= Ludvig Stoud Platou =

Norwegian politician

Ludvig Stoud Platou (28 March 1778 – 30 November 1833) was a Danish-Norwegian educator, historical and geographical writer, politician and State Secretary.

==Personal life==
He was born in Slagelse, Denmark as a son of curate Friderich Christian Platou (1749–1815) and his wife Cathrine Stoud (1751–1824). They had the sons Carl Nicolai Stoud Platou and Frederik Christian Stoud Platou. Ludvig was grandfather of Lars, Valborg and Oscar Ludvig Stoud Platou, and great-grandfather of Carl Platou. He was also a granduncle of Gabriel Andreas Stoud Platou, Christian Emil Stoud Platou and Waldemar Stoud Platou.

In May 1808 in Christiania he married Karen Lumholtz (1785–1833), a daughter of dean Nicolai Lumholtz. Since the dean did not approve, the marriage was conducted clandestinely. The couple moved to Oslo Ladegård in 1820, where he died in 1833.

==Career==
He studied at the University of Copenhagen from 1795, and was a teacher at Schouboeske Institut from 1801. In 1803 he was hired as a teacher at Christiania Cathedral School in Norway, and from 1806 to 1813 he was a schoolmaster at the same school. However, he was also involved in numerous other tasks. From 1807 to 1809 he was a part-time teacher at the Norwegian Military Academy, and from 1808 to 1814 he edited the government's magazine Budstikken. He co-founded the Royal Norwegian Society of Development in 1809, and held positions here. He published the textbook Kortfattet Jordbeskrivelse for Borger- og Almueskoler in Denmark in 1803, which was reissued several times; the seventeenth and last reissue came in 1842. While working at Christiania Cathedral School he published the books Historisk Udsigt over Norges Skiebne i den syvaarige nordiske Krig in 1808, Geographie over Fædrelandene Danmark og Norge, for Ungdommen in 1809, Haandbog i Geographien, til Brug ved Skole-Underviisning in two volumes in 1809 and 1812, and Udtog af Geographien for Begyndere in 1810. The textbook Udtog af Geographien was reissued fifteen times in Norway (the last in 1862, by his son Carl Nicolai), and published in Sweden in 1832, Iceland in 1843 and Greenland in 1848. He also served as editor of the journal Historisk-philosophiske Samlinger (1811–1813).

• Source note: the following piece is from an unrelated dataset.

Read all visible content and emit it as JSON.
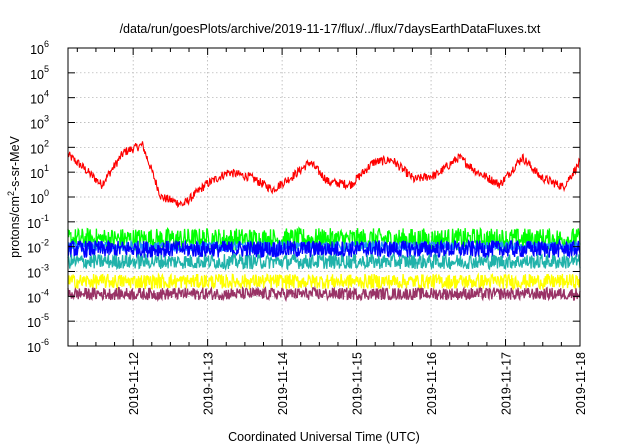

In 1813 he was appointed as professor of history and statistics at the Royal Frederick University in Christiania. However, he soon started working part-time at the university. In 1815 he was hired as secretary in the Fourth Ministry, and in 1817 he became acting State Secretary for Poul Christian Holst. The position is now called Secretary to the Government, and has nothing to do with the present-day State Secretary. He remained acting State Secretary until 1821, and held the position on a permanent basis from 1825 to 1833. By that time he had served as a Parliament of Norway member, representing the constituency Akershus Amt for the year 1824.

He published a Norwegian version of the Hansard, for the Norwegian Constituent Assembly, in 1814. The two-volume work was called Den Norske Rigs-Forsamlings Forhandlinger paa Eidsvold i Aaret 1814, and was published together with Georg Sverdrup and Christopher Frimann Omsen. Platou then published the works of Enevold de Falsen in 1821. Optegnelser for Aaret 1814 was published posthumously. He was a member of the Norwegian Academy of Science and Letters from 1825 to his death. He was also a Knight of the Order of the Dannebrog from 1812 and Order of the Polar Star from 1817, and Commander of the Order of Vasa from 1832.